不動産の売買価格 200万円超え400万円以下 手数料の上限 4%+2万円

不動産の売買価格 400万円超え 手数料の上限 3%+6万円

もらえる報酬の上限ですので、必ず上限いっぱいの金額をもらう必要はありません。

例えば20万円の報酬が上限とした場合10万円を報酬としてもらう分は法律上問題ないです。

仲介手数料の計算表

物件価格200万円 仲介手数料の上限(税込) 10,800円

物件価格400万円 仲介手数料の上限(税込) 194,400円

物件価格500万円 仲介手数料の上限(税込) 226,800円

物件価格1,000万円 仲介手数料の上限(税込) 388,800円

物件価格1,500万円 仲介手数料の上限(税込) 550,800円

物件価格2,000万円 仲介手数料の上限(税込) 712,800円

仲介手数料は取引価格が大きければ高くなっていきます。

仲介手数料はあくまで法律で上限金額が決められており不動産仲介業者によって

半額にするなどの金額調整は法律上問題ないです。

仲介手数料の支払いはいつ?

仲介手数料の支払いは原則取引完了後とされていますが、契約締結時と引き渡し時に

分割して支払うケースが多いです。

都道府県の指導する中間金という考え方もありこれが仲介手数料の2分割につながっています。

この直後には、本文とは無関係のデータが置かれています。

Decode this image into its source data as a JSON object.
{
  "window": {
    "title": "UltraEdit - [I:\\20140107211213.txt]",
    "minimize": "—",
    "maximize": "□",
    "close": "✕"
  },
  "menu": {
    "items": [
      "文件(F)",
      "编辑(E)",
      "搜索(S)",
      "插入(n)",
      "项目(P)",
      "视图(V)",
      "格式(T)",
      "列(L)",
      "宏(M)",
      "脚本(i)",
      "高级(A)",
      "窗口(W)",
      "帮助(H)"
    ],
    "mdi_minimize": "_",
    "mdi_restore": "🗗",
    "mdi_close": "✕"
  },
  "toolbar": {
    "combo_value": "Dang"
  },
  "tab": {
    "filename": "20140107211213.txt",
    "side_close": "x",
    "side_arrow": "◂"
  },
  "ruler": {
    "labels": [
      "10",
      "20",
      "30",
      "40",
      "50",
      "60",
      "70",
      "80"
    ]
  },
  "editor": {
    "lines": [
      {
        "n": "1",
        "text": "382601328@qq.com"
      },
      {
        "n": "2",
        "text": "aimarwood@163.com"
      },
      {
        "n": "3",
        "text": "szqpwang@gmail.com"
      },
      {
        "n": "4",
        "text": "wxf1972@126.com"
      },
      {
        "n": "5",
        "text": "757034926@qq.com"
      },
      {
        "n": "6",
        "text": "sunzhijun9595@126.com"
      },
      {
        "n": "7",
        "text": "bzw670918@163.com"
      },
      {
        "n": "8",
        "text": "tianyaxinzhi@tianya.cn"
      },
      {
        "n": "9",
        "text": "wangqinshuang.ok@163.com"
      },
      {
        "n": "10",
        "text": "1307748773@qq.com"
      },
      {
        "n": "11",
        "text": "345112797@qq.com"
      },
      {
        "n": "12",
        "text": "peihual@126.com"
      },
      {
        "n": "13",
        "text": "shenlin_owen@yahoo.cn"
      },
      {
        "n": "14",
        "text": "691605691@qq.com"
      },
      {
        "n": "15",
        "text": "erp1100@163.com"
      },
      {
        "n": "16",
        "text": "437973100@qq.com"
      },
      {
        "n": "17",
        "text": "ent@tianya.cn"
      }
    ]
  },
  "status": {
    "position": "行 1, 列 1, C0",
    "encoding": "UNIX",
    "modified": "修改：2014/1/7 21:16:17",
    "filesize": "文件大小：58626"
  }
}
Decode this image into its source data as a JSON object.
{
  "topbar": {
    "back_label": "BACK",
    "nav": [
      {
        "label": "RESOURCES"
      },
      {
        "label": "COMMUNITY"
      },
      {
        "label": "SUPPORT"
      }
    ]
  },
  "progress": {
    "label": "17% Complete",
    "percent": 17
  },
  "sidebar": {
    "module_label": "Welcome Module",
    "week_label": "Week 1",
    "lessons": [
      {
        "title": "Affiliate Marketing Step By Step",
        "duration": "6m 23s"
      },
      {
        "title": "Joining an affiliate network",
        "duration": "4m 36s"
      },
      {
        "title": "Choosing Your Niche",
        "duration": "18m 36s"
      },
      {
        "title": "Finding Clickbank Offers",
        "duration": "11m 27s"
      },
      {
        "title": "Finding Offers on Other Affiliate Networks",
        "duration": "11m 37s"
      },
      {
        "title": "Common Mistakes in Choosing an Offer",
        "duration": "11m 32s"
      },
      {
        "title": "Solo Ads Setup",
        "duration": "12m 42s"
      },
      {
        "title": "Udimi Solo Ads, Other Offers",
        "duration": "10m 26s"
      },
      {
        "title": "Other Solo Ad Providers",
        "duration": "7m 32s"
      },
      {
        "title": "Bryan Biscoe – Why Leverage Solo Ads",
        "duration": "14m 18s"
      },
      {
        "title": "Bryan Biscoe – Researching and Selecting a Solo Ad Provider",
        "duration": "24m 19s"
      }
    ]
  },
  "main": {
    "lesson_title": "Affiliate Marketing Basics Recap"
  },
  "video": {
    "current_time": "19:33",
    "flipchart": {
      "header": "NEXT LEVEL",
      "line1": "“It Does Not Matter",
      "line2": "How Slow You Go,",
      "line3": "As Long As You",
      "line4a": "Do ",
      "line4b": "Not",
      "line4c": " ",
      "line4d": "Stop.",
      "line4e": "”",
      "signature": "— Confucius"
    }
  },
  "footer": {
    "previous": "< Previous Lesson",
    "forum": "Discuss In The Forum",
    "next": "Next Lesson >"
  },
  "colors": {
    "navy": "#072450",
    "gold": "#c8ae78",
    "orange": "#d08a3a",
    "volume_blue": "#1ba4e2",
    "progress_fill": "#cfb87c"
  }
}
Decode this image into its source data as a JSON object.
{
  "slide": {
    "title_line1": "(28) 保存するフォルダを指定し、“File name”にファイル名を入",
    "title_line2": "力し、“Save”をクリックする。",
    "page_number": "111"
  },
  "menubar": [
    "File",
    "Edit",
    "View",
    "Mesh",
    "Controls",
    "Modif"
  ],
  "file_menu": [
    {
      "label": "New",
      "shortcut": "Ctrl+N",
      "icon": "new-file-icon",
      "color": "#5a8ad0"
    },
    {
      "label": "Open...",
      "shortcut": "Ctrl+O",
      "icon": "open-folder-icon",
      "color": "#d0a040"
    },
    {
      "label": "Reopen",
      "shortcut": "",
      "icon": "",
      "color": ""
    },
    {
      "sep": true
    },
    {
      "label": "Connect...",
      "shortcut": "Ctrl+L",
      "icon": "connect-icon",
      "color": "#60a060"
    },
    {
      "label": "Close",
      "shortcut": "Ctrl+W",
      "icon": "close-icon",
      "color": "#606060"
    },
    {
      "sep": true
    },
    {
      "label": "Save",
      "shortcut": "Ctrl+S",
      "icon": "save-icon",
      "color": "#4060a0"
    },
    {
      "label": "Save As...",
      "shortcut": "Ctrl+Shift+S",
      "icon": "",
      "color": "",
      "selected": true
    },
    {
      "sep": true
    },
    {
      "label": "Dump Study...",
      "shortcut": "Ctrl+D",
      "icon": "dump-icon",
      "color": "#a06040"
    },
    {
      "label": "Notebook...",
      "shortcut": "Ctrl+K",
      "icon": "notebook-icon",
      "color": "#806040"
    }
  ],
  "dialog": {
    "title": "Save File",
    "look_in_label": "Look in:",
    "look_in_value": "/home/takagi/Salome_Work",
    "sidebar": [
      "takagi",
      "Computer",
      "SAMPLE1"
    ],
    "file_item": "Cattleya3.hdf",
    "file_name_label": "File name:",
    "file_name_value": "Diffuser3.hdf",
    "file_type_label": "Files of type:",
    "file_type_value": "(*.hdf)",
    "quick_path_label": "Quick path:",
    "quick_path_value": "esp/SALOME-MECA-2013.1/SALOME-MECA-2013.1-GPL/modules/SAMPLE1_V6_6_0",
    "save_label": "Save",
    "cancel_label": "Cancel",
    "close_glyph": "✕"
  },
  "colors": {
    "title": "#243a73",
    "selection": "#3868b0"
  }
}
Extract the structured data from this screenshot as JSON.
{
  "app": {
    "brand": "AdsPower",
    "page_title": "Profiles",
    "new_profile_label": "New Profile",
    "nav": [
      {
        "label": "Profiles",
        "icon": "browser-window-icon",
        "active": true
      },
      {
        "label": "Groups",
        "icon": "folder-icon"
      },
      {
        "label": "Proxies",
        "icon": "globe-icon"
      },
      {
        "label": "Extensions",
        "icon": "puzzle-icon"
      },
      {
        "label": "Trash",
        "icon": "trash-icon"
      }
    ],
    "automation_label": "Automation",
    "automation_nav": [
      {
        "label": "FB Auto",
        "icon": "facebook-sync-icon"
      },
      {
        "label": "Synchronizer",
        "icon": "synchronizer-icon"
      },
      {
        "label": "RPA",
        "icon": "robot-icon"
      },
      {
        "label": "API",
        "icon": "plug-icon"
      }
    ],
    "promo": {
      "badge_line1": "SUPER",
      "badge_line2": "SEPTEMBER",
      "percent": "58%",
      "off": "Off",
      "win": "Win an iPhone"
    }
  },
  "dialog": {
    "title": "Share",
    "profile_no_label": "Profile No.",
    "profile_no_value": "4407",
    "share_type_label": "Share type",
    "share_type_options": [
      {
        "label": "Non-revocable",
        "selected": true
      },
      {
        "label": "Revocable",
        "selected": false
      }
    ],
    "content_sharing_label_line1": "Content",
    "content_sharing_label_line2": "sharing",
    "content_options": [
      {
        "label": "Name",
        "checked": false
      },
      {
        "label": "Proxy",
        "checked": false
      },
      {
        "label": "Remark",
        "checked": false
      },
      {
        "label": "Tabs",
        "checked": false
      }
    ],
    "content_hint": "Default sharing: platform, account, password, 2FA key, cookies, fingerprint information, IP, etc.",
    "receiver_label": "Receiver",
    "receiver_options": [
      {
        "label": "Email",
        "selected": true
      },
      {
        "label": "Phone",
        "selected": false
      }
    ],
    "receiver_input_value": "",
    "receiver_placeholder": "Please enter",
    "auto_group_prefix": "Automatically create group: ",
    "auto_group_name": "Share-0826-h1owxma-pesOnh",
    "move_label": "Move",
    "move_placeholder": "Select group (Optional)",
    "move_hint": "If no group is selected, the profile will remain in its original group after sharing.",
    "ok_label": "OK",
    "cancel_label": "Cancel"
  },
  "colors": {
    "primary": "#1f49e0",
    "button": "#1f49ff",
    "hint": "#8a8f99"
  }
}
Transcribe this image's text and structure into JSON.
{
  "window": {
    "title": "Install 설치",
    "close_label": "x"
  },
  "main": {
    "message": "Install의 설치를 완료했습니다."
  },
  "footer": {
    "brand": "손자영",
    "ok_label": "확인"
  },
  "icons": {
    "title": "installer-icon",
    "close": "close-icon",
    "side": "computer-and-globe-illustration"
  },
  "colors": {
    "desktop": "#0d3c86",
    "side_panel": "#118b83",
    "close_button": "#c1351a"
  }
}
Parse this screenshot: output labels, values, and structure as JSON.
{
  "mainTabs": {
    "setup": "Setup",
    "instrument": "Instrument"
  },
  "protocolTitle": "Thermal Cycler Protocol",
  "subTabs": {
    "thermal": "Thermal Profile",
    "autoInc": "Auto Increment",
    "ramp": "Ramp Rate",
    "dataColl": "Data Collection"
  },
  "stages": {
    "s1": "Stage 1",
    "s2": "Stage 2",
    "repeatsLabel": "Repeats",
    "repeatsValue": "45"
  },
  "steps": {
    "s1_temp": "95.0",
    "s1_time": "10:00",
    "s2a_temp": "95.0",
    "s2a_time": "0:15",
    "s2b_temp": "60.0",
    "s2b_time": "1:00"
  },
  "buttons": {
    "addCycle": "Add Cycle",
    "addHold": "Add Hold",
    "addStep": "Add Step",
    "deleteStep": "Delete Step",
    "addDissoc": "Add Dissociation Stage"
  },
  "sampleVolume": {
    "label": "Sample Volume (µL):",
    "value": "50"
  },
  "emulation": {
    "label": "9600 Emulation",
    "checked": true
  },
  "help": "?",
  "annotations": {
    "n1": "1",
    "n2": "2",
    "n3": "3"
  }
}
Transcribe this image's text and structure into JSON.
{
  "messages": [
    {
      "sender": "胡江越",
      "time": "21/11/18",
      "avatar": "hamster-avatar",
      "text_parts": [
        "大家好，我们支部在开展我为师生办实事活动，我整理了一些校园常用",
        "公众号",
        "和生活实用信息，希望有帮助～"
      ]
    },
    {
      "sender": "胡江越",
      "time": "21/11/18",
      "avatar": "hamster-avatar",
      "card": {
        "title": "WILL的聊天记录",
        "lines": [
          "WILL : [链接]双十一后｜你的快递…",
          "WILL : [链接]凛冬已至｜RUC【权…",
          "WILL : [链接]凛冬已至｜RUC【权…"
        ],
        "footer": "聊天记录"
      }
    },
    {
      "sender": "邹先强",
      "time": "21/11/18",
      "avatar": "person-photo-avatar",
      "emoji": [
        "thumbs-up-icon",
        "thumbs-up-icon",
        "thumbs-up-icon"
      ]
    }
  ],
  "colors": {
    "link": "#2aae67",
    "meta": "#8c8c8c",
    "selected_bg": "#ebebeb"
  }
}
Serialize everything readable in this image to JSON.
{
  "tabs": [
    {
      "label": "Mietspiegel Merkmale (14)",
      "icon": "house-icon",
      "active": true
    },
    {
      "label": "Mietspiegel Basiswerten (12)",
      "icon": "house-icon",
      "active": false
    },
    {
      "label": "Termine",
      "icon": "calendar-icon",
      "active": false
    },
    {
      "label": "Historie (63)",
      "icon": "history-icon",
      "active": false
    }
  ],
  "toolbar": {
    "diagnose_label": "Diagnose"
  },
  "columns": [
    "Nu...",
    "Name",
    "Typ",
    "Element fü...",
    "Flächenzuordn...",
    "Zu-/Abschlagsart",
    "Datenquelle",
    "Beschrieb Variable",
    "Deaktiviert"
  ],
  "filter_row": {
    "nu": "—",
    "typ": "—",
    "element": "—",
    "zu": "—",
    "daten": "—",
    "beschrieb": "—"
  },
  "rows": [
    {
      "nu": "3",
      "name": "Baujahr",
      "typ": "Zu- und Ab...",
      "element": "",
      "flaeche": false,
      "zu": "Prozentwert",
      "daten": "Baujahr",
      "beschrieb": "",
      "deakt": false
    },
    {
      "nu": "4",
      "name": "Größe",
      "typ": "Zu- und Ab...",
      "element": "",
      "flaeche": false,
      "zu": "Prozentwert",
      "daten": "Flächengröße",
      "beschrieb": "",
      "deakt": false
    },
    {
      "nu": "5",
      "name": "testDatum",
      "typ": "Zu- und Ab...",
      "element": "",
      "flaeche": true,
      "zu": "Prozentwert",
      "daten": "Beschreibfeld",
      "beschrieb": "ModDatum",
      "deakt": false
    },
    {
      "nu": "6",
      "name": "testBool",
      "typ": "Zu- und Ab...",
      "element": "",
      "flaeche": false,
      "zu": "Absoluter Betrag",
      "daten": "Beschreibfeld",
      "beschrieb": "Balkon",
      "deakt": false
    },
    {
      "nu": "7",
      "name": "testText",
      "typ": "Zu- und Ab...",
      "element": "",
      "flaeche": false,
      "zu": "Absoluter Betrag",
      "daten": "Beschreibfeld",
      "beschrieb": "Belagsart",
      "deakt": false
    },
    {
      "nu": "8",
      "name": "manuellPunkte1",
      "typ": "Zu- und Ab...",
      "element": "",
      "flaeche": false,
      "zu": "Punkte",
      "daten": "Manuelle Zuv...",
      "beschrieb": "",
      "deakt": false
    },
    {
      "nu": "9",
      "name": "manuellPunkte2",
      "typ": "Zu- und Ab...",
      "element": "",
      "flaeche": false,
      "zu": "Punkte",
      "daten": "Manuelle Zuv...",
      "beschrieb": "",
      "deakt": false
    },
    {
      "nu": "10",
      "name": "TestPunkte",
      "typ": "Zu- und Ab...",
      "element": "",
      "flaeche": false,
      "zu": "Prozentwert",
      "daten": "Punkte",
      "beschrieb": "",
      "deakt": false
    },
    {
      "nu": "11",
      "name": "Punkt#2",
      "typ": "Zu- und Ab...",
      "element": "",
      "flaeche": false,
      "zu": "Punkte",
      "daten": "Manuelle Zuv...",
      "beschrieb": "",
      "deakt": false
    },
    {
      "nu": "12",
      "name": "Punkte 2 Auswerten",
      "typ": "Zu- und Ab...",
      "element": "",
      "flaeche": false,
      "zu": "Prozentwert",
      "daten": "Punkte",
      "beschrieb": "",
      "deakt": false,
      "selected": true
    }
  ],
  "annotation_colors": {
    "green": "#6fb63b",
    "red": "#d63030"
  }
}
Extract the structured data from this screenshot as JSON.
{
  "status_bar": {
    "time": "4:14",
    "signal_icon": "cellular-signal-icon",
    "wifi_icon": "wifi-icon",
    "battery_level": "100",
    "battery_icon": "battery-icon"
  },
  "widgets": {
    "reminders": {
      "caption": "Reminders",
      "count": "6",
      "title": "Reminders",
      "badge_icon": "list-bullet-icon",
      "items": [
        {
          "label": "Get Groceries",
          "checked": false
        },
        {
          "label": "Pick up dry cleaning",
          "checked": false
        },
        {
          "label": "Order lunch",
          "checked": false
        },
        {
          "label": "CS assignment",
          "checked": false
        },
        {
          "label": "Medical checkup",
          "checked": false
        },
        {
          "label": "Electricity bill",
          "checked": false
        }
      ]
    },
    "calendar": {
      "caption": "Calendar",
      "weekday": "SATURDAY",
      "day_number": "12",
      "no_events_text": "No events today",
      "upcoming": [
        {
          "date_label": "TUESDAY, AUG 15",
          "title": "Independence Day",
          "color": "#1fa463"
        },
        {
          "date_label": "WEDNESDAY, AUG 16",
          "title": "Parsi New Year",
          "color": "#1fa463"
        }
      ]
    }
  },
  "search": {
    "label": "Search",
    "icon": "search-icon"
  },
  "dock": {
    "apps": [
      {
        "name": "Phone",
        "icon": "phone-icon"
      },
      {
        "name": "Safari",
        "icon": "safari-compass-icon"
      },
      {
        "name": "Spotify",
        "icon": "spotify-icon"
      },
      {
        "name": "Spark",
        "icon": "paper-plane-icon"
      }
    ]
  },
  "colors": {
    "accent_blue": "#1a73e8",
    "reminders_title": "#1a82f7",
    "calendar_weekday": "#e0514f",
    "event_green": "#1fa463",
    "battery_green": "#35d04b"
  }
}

原則から外れますが、事業者が半額を契約締結時に請求することは問題ないです。

ただ、最後までしっかり業務を行ってくれるかどうかの不安に感じるところはあると思いますので

売買代金の取引が完了してからの支払いにした方が安心です。

解約した時に仲介手数料はかかるの?

契約が成立しなければ仲介手数料はかかりませんが、解約の場合に一旦契約が成立したとして

仲介手数料を払わなければならない場合があります。

契約後に解約が考えられるケースとしては

・手付解除

手付解除とは買主が手付放棄、売主は手付倍返しをすれば解約をする事ができるという事です。

この場合は仲介手数料を支払わなければなりません。

・ローン特約による解除

買主が物件購入時に金融機関を利用した場合、万が一ローンの審査が通らなかった場合は

白紙に戻すという特約ですが、この場合は仲介手数料は払わなくて大丈夫です。

まとめ

この記事では不動産の売買の仲介手数料について説明してきました。

不動産を購入するにあたりどのくらいの費用がかかるのかは誰もが気になる事です。

仲介手数料は不動産の法律「宅建業法」の定めに従って取引されています。

法律に遵守して取引をしている不動産会社がほとんどですが、中には悪徳な業者もありますので

仲介手数料のパーセンテージなどはよく理解してから購入を検討しましょう!!